Una mostra allestita a Palazzo Caffarelli è l’occasione per approfondire la conoscenza di Giorgio Vasari attraverso la sua relazione speciale con Roma. L’artista, pittore, architetto e biografo, nasce ad Arezzo nel 1511. Firenze e la Toscana saranno importanti per la sua formazione culturale ma l’incontro con Roma si rivelerà determinante. Vasari arriva per la prima volta nella città eterna nel 1532 e ne è affascinato. Tornerà altre volte e quello a Roma sarà, tra tutti i viaggi nelle città d’arte italiane, il viaggio prediletto. Vasari è il primo artista accademico, umanista e intellettuale che affronta la sua professione di pittore in maniera non artigianale. Studia, approfondisce, sperimenta, disegna e racconta. È il primo che scrive biografie di artisti.
Il suo trattato Le Vite dè più eccellenti pittori, scultori e architetti, pubblicato a Firenze nel 1550, è un’opera fondamentale per la conoscenza della storia dell’arte rinascimentale italiana. Comincia con Cimabue e termina al suo tempo, oltre la metà del Cinquecento. Seguirà una seconda edizione, aggiornata al 1568 con i ritratti di altri artisti e arricchita dall’indicazione dei luoghi dove trovare le loro opere esposte. Roma diventerà la sua patria spirituale e artistica, il luogo dei grandi incontri e delle felici opportunità. Una mostra, Vasari e Roma, racconta e celebra l’incontro con la città che gli ha cambiato la vita. Osservatorio Roma il Giornale degli Italiani all’estero incontra la curatrice Alessandra Baroni.
Alessandra Baroni
Quanto è importante questa tappa romana per Vasari?
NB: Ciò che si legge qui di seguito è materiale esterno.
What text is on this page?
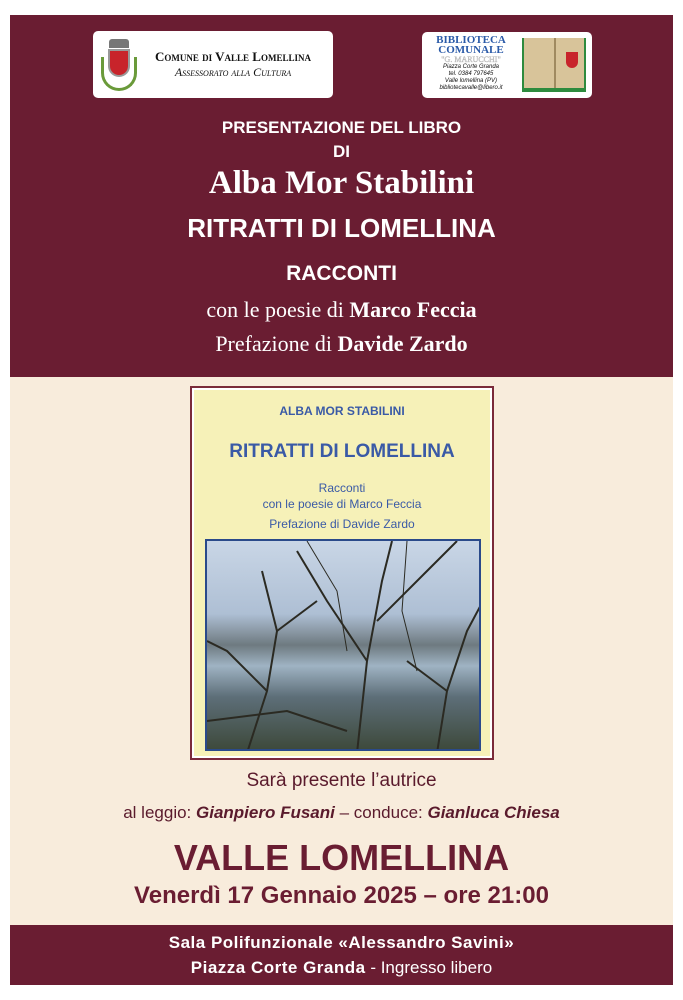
Comune di Valle Lomellina
Assessorato alla Cultura
BIBLIOTECA
COMUNALE
"G. MARUCCHI"
Piazza Corte Granda
tel. 0384 797645
Valle lomellina (PV)
bibliotecavalle@libero.it
PRESENTAZIONE DEL LIBRO
DI
Alba Mor Stabilini
RITRATTI DI LOMELLINA
RACCONTI
con le poesie di Marco Feccia
Prefazione di Davide Zardo
ALBA MOR STABILINI
RITRATTI DI LOMELLINA
Racconti
con le poesie di Marco Feccia
Prefazione di Davide Zardo
Sarà presente l’autrice
al leggio: Gianpiero Fusani – conduce: Gianluca Chiesa
VALLE LOMELLINA
Venerdì 17 Gennaio 2025 – ore 21:00
Sala Polifunzionale «Alessandro Savini»
Piazza Corte Granda - Ingresso libero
La tappa romana a Palazzo Caffarelli chiude un cerchio iniziato nel 2024 per celebrare i 450 anni dalla morte di Giorgio Vasari. È una esposizione molto importante che celebra il rapporto stretto che Vasari aveva con la città eterna, sua patria spirituale e artistica.
Roma era il luogo ideale per Vasari?
Roma è stato un luogo ideale e fondamentale che Vasari scopre e guarda con gli occhi di giovane talento. È un luogo da cui trae ispirazione, che visita e studia attraverso i disegni. Roma è anche il luogo in cui accadono alcune svolte importanti nella sua carriera, grazie ai committenti che incontra. Nella città eterna l’artista ha trovato grandi opportunità.

Quali sono stati i suoi committenti?
I Farnese innanzitutto, Papa Paolo III Farnese, il Cardinal Farnese ma anche i Papi, Giulio III Ciocchi Del Monte, Paolo III, i Papi Medici, Giulio IV Ghisleri.
E poi Le Vite, le celebri biografie di artisti del Vasari, nascono a Roma…
Sì, Le Vite nascono a Roma. Saranno pubblicate a Firenze nel 1550 ma l’idea nasce a Roma.
L’esposizione cosa vuole evocare?
La mostra vuole evocare esattamente il rapporto intimo con la città e anche una visione. Roma rappresenta il modello, l’incipit dell’artista. Per Vasari l’antichità è fondamentale e Roma, con la sua ricchezza archeologica e le collezioni pontificie che si andavano formando, diventa per lui il luogo delle opportunità.